Do not Treat the City like a Beach (Please) 


For some reason, many tourists seem to think that if there is a beach – the whole city or in some cases an entire island becomes the beach. Try to wear bikinis when you can see the beach at least, but avoid walking around the city without covering up. It’s mainly out of respect to locals, but also you don’t want to stand out as ‘that tourist’.

When getting further away from the beach, definitely put some clothes and shoes on, especially when entering a restaurant etc.


Do Book Your Flight to the Right Airport

When possible, book your flight to the airport in Barcelona called El Prat airport. It’s a pretty common situation when people book a trip to Barcelona and don’t realise there is more than one airport. Avoid Reus or Girona if you can – which are further away from the city. Will cost you much more, especially when getting a taxi. This is especially useful when visiting the city for a short amount of time.

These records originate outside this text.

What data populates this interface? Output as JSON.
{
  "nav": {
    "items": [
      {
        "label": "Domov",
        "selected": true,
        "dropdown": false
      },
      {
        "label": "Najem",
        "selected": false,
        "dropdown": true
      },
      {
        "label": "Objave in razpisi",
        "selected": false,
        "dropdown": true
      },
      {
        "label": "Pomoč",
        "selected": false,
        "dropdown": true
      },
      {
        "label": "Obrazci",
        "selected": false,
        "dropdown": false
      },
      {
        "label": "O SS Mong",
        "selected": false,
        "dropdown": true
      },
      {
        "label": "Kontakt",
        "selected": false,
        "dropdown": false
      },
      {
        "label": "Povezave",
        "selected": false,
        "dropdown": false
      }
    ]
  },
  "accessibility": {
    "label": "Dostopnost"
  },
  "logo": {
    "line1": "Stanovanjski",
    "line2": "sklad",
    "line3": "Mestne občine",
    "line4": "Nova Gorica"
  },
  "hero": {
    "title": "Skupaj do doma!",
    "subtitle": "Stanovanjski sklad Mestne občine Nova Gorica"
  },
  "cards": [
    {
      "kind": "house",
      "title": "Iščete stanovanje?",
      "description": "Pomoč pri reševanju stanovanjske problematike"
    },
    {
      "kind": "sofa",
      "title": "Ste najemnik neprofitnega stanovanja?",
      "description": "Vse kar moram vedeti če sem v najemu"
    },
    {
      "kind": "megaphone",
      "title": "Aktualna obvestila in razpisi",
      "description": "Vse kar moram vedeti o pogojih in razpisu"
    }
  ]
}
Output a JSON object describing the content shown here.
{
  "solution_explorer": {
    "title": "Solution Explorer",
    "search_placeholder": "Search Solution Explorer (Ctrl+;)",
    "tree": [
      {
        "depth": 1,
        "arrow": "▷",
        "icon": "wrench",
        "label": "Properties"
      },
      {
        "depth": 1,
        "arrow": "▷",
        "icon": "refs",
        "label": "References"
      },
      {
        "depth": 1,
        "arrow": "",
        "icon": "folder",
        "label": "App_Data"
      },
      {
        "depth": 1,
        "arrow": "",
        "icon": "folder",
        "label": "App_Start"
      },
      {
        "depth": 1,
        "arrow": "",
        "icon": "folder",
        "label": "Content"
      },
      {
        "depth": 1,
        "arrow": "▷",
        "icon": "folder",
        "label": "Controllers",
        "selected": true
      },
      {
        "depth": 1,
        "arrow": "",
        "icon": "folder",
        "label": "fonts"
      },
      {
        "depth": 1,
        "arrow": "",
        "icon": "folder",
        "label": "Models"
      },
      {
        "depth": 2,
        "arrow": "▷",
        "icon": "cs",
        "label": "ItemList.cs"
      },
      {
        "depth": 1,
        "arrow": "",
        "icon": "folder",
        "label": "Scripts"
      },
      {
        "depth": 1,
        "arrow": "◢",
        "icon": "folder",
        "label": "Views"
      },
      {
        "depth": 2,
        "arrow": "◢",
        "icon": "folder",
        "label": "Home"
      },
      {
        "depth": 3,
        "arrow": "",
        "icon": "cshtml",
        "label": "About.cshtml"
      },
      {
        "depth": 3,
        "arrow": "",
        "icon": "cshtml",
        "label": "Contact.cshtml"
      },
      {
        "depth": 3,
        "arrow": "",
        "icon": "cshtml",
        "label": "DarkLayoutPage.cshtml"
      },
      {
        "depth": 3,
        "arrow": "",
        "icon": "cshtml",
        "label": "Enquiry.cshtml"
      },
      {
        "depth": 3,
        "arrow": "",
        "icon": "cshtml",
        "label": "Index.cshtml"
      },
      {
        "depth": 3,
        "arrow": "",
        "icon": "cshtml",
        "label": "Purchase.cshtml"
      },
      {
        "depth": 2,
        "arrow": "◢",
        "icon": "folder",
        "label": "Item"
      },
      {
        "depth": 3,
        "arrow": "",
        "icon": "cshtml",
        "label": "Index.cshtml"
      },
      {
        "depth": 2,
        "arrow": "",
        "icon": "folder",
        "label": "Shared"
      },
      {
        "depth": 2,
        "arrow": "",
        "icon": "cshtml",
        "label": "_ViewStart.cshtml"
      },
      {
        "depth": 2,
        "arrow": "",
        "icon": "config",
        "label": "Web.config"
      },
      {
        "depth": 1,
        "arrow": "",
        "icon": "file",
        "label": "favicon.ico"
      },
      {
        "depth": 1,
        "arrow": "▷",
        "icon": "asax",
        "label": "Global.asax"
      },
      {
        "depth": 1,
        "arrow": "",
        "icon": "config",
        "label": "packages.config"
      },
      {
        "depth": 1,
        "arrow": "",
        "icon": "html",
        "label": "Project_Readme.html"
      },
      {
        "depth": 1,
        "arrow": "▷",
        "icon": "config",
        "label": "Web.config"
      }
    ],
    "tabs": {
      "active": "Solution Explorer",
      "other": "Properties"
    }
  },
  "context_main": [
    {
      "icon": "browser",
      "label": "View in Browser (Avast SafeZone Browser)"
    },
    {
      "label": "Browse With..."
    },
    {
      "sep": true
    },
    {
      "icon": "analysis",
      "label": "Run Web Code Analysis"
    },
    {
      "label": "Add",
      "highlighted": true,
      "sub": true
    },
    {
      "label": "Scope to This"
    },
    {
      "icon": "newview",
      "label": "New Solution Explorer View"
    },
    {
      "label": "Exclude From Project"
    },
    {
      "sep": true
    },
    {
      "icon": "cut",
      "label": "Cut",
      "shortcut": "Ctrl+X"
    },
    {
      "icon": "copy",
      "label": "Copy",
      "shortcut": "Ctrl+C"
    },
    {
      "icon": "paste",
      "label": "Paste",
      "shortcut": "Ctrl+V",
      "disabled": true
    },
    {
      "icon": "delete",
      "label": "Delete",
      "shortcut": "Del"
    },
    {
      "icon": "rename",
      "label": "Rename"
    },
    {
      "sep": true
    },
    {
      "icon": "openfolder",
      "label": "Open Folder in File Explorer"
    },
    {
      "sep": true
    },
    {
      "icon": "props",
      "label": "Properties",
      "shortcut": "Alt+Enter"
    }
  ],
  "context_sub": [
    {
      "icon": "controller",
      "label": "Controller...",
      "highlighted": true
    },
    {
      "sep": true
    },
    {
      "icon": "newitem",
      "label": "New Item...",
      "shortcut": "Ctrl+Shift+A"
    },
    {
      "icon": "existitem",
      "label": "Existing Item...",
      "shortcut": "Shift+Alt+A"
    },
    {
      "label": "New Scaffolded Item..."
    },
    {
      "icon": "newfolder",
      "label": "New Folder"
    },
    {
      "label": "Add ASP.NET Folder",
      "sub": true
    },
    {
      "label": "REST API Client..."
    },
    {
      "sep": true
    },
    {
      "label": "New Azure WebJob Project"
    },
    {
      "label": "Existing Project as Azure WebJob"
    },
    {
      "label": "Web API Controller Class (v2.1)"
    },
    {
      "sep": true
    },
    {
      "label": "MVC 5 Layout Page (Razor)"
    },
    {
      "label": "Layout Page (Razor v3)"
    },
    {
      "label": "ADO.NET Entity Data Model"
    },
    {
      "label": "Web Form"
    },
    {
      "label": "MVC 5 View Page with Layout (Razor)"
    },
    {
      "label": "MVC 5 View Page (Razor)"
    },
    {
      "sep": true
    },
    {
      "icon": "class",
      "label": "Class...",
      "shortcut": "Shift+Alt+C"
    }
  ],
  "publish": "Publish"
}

Do try to learn a few words in Catalan or Spanish.


Learning simple phrases such as hello and thank you go a long way! People will most likely treat you nicer if you show your respect towards their language and that you’re willing to learn a few simple words! It’s also fun to be able to ‘speak’ a different language, even if it’s only a few words!


Do not drink Sangria, Go for Cava

Similarly as with the Paella, Sangria is not the best choice in Barcelona. It’s a local drink in the southern regions of Spain including Valencia or Andalucia, where the fruit is freshly picked and mixed with delicious, local wine. But, that is not the case in Barcelona. Instead, what you’ll usually get would be something along the lines of leftover wine, fruit and lemonade or Sprite. It’s nowhere near the real thing. Of course, there are some places which do care about making it properly, but they’re pretty difficult to find.

A much better option is a glass of Cava! The traditional sparkling wine, very similar to Champagne – but not the same! It’s produced in the Penedès region, which is about 50 miles away from Barcelona. Meaning it’s the real, authentic, local, ‘unofficial’ drink of Barcelona. It’s also very delicious.


So here you go! Follow our Do’s and Don’ts and you’ll be doing just fine. You’ll be saying ‘Hola Barcelona’, and having a truly fantastic time. What more could you ask for?